Он винтом крутился на кровати, то закрывал глаза, то снова открывал, таращился на мутно белеющий потолок, а виделась ему, против воли, полевая дорога и июньский день. Теплый, тихий, едва ощутимо пахнущий первыми цветами.

…Рано утром Иван сошел с поезда, на выезде из райцентра поймал попутку, а когда до Белой речки оставалось километра три, когда на пригорке уже виднелись крыши и разлапистые телевизионные антенны, он попросил шофера притормозить, выскочил из кабины и пошел пешком. Два года мечтал: перед самой околицей пройдется бархоткой по своим коротким сапогам с высокими, неуставными каблуками, расправит вырез на форменке, чтобы получше была видна тельняшка, на самый затылок сдвинет черный берет – любуйтесь, люди, на морского пехотинца. Жаль, усы подвели: жиденькие, белесые, пришлось их сбрить – слишком уж несерьезно торчали. А все остальное в норме, или, как говорил старшина, в стопроцентном ажуре.

Оставалось еще последнее, что требовалось для полного счастья – он входит в деревню, а навстречу, совершенно случайно, ведь бывают же в жизни случайности, плывет Любава. И кончится разом разлука, ожидание писем, начнется новое, неизведанное.

Любаву он увидел. Шагал уже по центральной улице, когда навстречу, из-за поворота, выкатился красный «жигуленок» с розовощекой куклой на капоте, с разноцветными лентами и колокольчиком под медной дугой. Колокольчик на ухабах болтался из стороны в сторону и, наверное, звенел. Но из-за шума моторов, из-за громких длинных сигналов его не было слышно. Иван шагнул ближе к дороге, повернул голову, чтобы разглядеть – кто же это прощается с холостой жизнью? – и словно врезался в каменную стену. Из-под белой, пышной фаты на него с испугом глянули Любавины глаза.

За первым «жигуленком» неслись еще три машины, такие же пестрые и громогласные, набитые веселым, приготовившимся к гульбе народом. Пролетели, прогудели, осталась одна пыль. Она долго и неслышно оседала – день стоял ласковый, без ветра.

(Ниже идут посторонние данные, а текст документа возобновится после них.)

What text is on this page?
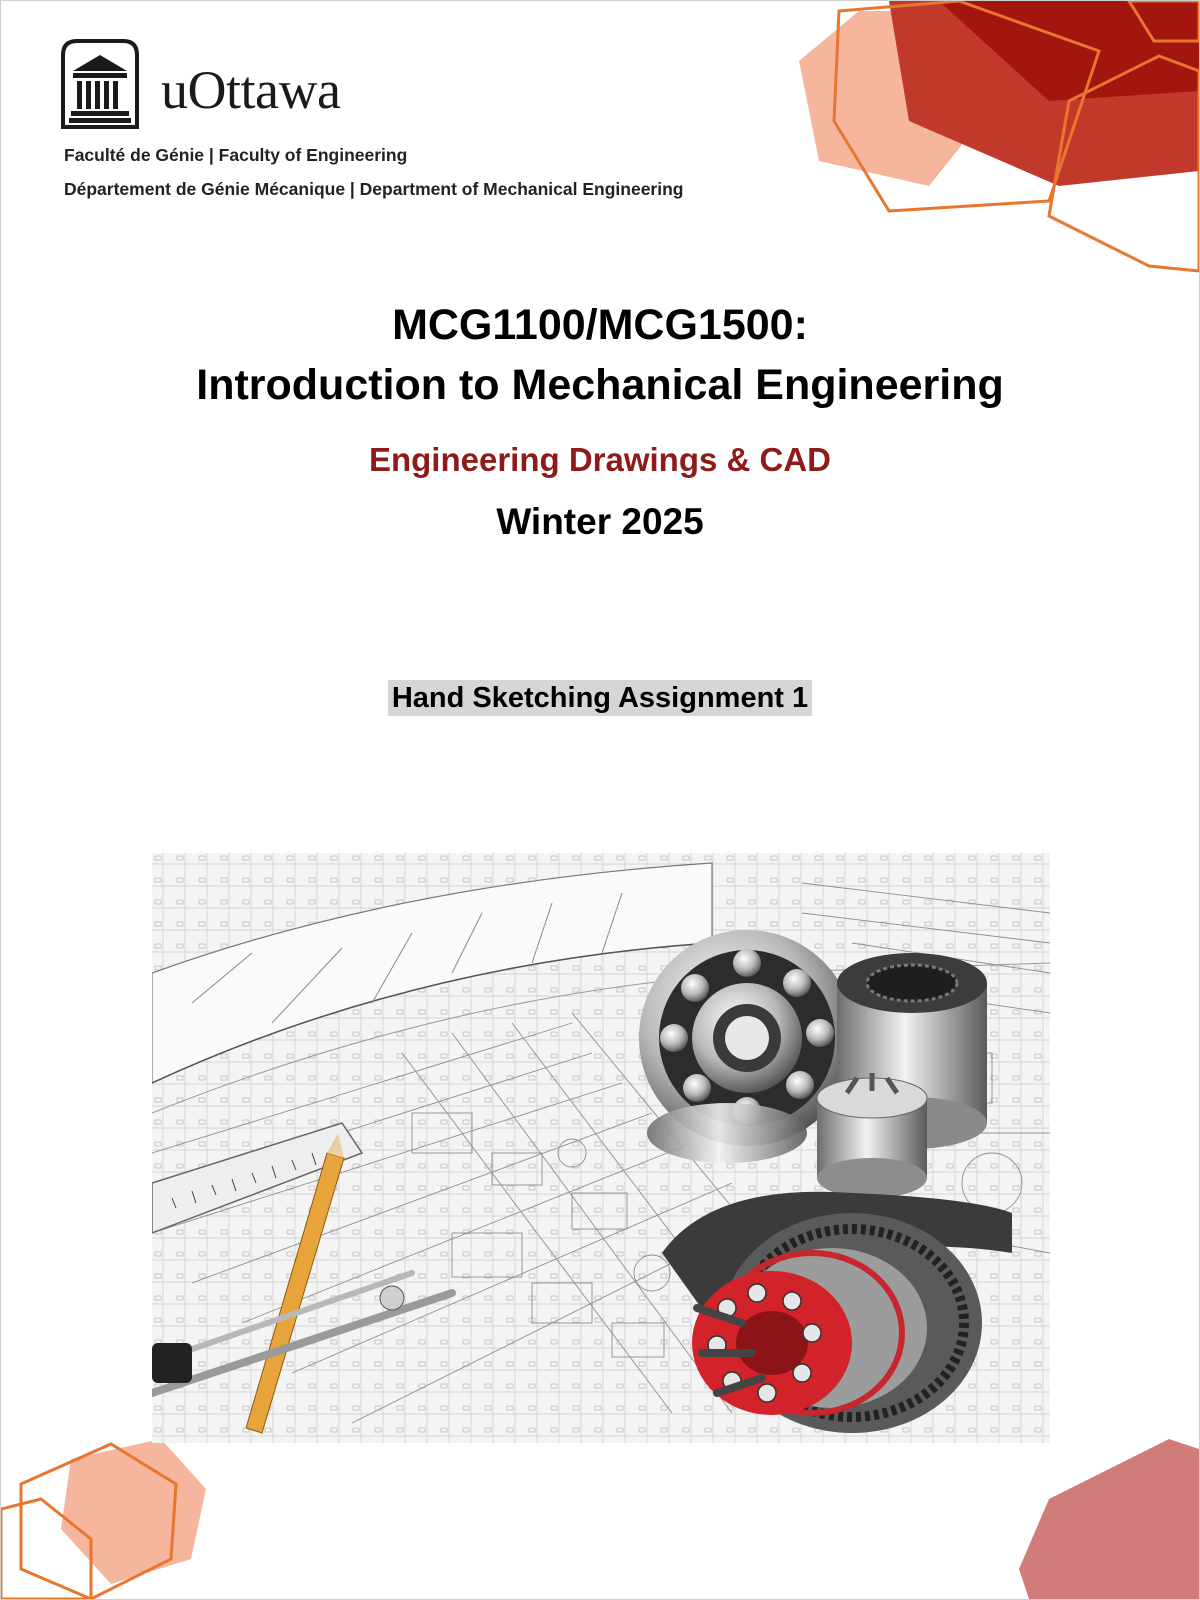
uOttawa
Faculté de Génie | Faculty of Engineering
Département de Génie Mécanique | Department of Mechanical Engineering
MCG1100/MCG1500:
Introduction to Mechanical Engineering
Engineering Drawings & CAD
Winter 2025
Hand Sketching Assignment 1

Как человек после неожиданного удара долго не может прийти в себя, превозмогая боль и шум в голове, так и Иван стоял посреди деревенской улицы совершенно оглушенный и ничего перед собой не видел. Дома, улицы, зеленая трава на ее обочинах, серая опускающаяся пыль – все исчезло, утонуло в горячем тумане. Ноги не держали. Иван осторожно поставил на землю чемоданчик и присел на него. «Свадьба. У Любавы свадьба». Тупо, вполголоса повторял он одно и то же. Ему было дико слышать эти слова и свой собственный голос. Встряхнул головой и снова увидел дома, улицу, зеленую траву на обочине. Ничего не изменилось в округе, все осталось прежним, мир не рухнул и не провалился в тартарары. И только Иван в этом мире был уже совершенно иным, чем несколько минут назад, хотя и одежда на нем осталась та же, и сапоги с неуставными каблуками, и лихо сдвинутый на самую макушку черный берет.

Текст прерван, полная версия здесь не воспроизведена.